Das wäre eine „Re-Verstaatlichung“, sagte der SPD-Chef. Für Kauf und Verkauf von Gas seien aber die Unternehmen zuständig, so der neue Genosse der Bosse.
Was Gabriel verschweigt: Deutschland bekommt via North Stream besonders billig Gas aus Russland. Der Deal war mit staatlicher Hilfe eingefädelt werden, Schröder lässt grüßen.
Der Staat hat in Deutschland auch die Energiewende erzwungen – gegen die Unternehmen. Zudem subventioniert Berlin durch Ausnahmen im EEG-Gesetz den Industriestrom.
Der EU-Kommission war dies lange ein Dorn im Auge. Nun hat sie den Kampf wohl aufgegeben. Doch dass nun Gabriel anderen EU-Staaten verwehren will, zusammenzurücken, ist ein starkes Stück.
Energieunion? Von wegen! Gabriel lehnt sie ab, wie auch die „Süddeutsche“ notiert. Der nächste EU-Gipfel könnte lustig werden – denn da steht das neue Streitthema ganz oben auf der Agenda.
Siehe zu diesem Thema auch „Neue deutsche Frage“
Nemschak
7. März 2015 @ 19:01
@ebo Österreich lehnt (meines Erachtens aus irrationalen Gründen) Atomstrom, der für einen diversifizierten Energiemix sinnvoll wäre, ab. Trotzdem könnte ein europäischer Energiemix Atomstrom beinhalten, so ferne der Konsument die Möglichkeit hat „grünen“ Strom zu beziehen, was heute schon möglich ist. Es gibt Anbieter, die damit werben. Die polnische Situation kenne ich zu wenig.
Habnix
6. März 2015 @ 18:00
Gabriel hat doch gar nichts zu sagen.
Tim
6. März 2015 @ 11:07
Einfach nur lustig, wenn ein deutscher Minister Verstaatlichungen im Energiesektor anprangert. Der deutsche Energiesektor ist ja nun definitiv extrem wenig marktwirtschaftlich. Kein gutes Argument von Gabriel.

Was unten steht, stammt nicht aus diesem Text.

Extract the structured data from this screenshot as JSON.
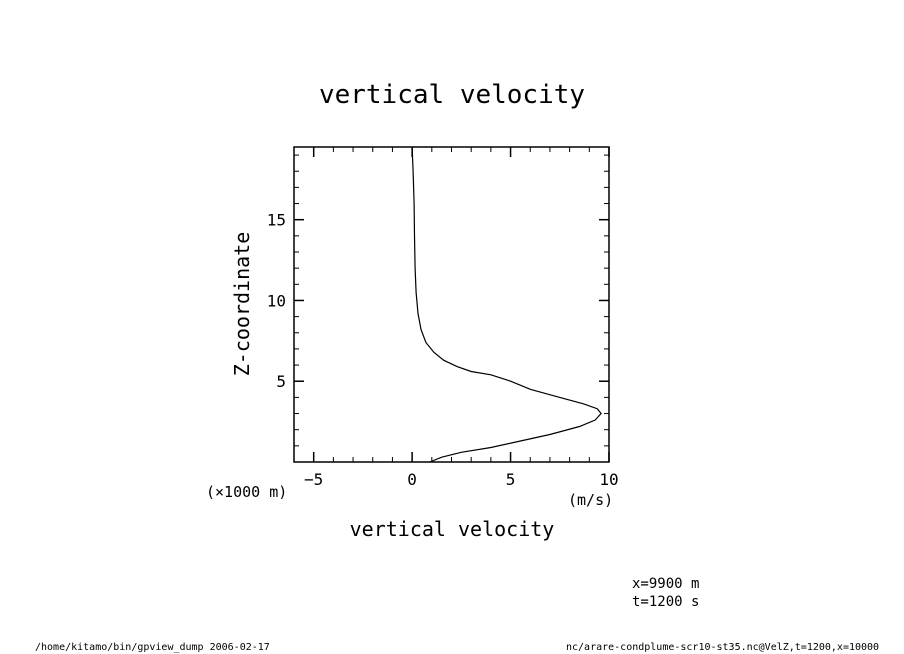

Und „Uralt-Technologie“ ist die Kernkraft wirklich nur in Deutschland.
Nemschak
7. März 2015 @ 08:21
Die deutsche Energiewende war vom populistischen Sendungsbewusstsein der Bundeskanzlerin nach Fukushima getragen. In Frankreich fehlt eine mittelfristige Energiepolitik überhaupt. Areva, der französische Atomkonzern muss von der Regierung gerettet werden. Vor diesem Hintergrund tut sich eine gemeinsame Energiepolitik naturgemäß schwer.
ebo
7. März 2015 @ 11:57
Ich teile Ihre Analyse. Aber was sagen Sie zu den Polen? Und was ist mit Österreich, das AKW komplett ablehnt?
Nemschak
6. März 2015 @ 10:47
Nicht nur Deutschland, auch die anderen verteidigen ihre Interessen. Ist doch legitim, oder?
ebo
6. März 2015 @ 10:56
Aber sicher doch. Aber es fällt schon auf, dass North Stream ohne Probleme gebaut wurde und Deutschland eine sichere Gasversorgung aus Russland sichert, während die EU-Kommission bei South Stream tausend Bedenken hatte,bis das Projekt platzte. Nun will Berlin wiederum verhindern, dass sich Polen u.a. nach GEMEINSAMEN Lösungen umsehen. Wenn jeder nur für sich kämpft, ist es keine EnergieUNION…
GS
6. März 2015 @ 11:59
Darfst aber auch dazu sagen, dass die Polen seinerzeit alles versucht haben, um North Stream zu verhindern. Und jetzt wollen sie plötzlich was vom Kuchen ab. So geht’s halt auch nicht.